More super funds set to cut investment return targets as secular headwinds pick up

June 27, 2019

About one-quarter of MySuper funds have cut their investment return goals over the past three years and more are likely to follow in the face of rising uncertainty, according to Frontier Advisors.

Ageing demographics, falling productivity across developed nations, mounting geo-political risks, threats to global trade, and the impact of climate change are just some of the factors dragging down return expectations.

Frontier Advisors Director of Consulting, Kim Bowater, said now was a good time for investors to review their investment beliefs and the amount of risk they were willing to take to achieve their objectives.

“We think the returns going forward will be lower and will be more challenging,” Kim Bowater said at Frontier’s annual conference.

“Our experience, particularly that 70:30 type portfolio, is that taking on extra risk is an activity of diminishing returns, so you become increasingly less efficient. So there’s a case there to reduce objectives.”

Many balanced funds have an investment goal to outperform CPI by a net 3.5% however the three-year outlook is for returns around half that level, according to Frontier.


While the median fund has posted a strong 8.5% annualised return over the three years to April 2019, according to SuperRatings, it seems highly unlikely that returns will be as high over the next ten years, but Frontier Advisors Director of Investment Strategy, Chris Trevillyan, said growth assets such as equities still had more to give over the long-term.

“As long-term investors, we think bonds have a high potential to produce low or negative real returns going forward and that’s going to impair the ability to achieve investment return objectives. Although growth faces a number of significant headwinds, we still see the potential for long-term growth, and current pricing provides a reasonable investment over the longer rather short-to-medium term view.”

Trevillyan also suggested funds remain flexible and well diversified with each previous market crisis differing significantly from the last.

“We need to be careful that we do not over emphasise the experience of the GFC… it was only one specific scenario that occurred and the next downturn is likely to be potentially very different.”

A Frontier analysis of hypothetical market timing decisions by S&P 500 investors since the turn of the last century showed that the window for investors to buy and sell out of equities and cash was about 14 months.

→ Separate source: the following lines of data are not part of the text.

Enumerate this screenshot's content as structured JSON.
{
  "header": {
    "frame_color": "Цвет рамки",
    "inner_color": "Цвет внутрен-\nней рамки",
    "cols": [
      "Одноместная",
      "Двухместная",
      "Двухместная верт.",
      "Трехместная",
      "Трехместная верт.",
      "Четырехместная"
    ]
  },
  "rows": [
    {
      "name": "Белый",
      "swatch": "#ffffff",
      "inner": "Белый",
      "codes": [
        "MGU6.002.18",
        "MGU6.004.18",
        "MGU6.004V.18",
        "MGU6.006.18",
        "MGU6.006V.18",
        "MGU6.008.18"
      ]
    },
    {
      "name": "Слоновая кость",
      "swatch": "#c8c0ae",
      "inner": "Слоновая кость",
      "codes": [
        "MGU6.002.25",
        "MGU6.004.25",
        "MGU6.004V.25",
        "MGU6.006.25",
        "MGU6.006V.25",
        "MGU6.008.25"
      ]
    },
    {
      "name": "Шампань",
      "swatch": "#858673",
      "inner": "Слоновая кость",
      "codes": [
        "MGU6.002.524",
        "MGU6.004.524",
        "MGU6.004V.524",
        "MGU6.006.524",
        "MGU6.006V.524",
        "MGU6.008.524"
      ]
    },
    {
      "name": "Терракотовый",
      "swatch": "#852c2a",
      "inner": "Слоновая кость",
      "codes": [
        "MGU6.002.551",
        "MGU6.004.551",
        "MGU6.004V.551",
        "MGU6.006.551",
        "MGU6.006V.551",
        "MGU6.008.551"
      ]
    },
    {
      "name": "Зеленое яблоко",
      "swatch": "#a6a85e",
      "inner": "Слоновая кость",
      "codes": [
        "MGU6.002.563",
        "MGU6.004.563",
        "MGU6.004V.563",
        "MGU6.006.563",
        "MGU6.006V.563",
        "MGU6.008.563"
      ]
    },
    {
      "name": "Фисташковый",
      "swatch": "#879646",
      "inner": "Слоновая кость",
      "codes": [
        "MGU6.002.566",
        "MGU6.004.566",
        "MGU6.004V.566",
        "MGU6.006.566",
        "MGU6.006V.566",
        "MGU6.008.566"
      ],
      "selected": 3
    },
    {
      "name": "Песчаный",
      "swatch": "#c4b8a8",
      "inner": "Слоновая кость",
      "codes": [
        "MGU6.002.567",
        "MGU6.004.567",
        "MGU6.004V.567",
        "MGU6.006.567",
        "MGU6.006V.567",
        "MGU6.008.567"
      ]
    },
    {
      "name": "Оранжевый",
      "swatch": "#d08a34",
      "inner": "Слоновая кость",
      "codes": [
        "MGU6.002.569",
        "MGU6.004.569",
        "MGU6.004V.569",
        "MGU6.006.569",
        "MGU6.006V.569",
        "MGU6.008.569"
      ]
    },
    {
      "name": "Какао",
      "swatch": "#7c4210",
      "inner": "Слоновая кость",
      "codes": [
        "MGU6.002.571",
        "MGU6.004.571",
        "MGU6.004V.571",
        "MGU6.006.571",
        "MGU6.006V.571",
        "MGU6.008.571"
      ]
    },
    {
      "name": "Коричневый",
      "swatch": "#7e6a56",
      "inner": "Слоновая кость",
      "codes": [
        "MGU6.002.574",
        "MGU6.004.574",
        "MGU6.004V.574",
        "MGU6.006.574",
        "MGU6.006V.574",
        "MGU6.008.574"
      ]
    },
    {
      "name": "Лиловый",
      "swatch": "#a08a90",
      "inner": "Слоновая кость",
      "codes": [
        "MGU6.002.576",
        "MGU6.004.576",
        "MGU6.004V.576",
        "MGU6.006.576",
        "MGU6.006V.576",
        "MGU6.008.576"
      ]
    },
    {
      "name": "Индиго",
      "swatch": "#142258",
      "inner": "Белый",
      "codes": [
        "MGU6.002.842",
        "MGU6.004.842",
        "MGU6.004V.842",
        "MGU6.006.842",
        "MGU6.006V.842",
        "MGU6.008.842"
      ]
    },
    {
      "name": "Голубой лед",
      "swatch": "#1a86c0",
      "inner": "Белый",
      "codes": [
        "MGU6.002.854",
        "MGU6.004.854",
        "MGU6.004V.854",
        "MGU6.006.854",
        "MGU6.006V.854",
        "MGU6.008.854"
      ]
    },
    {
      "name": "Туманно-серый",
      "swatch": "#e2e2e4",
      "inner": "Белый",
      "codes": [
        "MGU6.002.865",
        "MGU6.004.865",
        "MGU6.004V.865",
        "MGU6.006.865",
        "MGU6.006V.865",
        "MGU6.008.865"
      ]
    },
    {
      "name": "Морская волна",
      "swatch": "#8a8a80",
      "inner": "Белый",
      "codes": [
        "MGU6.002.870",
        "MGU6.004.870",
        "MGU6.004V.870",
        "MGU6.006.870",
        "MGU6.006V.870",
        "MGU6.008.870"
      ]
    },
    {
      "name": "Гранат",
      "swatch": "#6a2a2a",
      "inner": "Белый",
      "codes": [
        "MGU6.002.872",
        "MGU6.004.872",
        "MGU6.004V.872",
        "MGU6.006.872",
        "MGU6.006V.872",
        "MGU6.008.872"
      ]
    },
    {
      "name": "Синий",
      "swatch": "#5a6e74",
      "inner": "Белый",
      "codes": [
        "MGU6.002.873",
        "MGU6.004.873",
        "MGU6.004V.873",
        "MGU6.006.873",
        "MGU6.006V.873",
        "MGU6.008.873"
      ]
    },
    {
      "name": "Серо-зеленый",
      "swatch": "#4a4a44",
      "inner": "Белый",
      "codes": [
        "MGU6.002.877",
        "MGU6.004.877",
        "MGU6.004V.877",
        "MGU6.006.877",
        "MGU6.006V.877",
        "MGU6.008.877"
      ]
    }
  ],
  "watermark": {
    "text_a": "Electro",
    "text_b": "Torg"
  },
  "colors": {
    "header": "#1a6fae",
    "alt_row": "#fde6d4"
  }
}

“The potential additional returns are significant enough not to ignore and risk management is also an important consideration,” Trevillyan said, noting that managing downside risk can be mission critical. “But market timing is clearly not easy and we don’t want to rely on dynamic asset allocation alone.”


Bowater said there was no one key for investors to boost returns in the current challenging environment but suggested they consider strategies such as active management, liquid alternatives, and derivatives. Funds should also consider exploiting their own competitive advantages in the marketplace and tilting their portfolios to take advantage of secular trends such as new technology and renewable energy.

“We need to use all the tools we have across portfolios, and we need to work them pretty hard,” she said.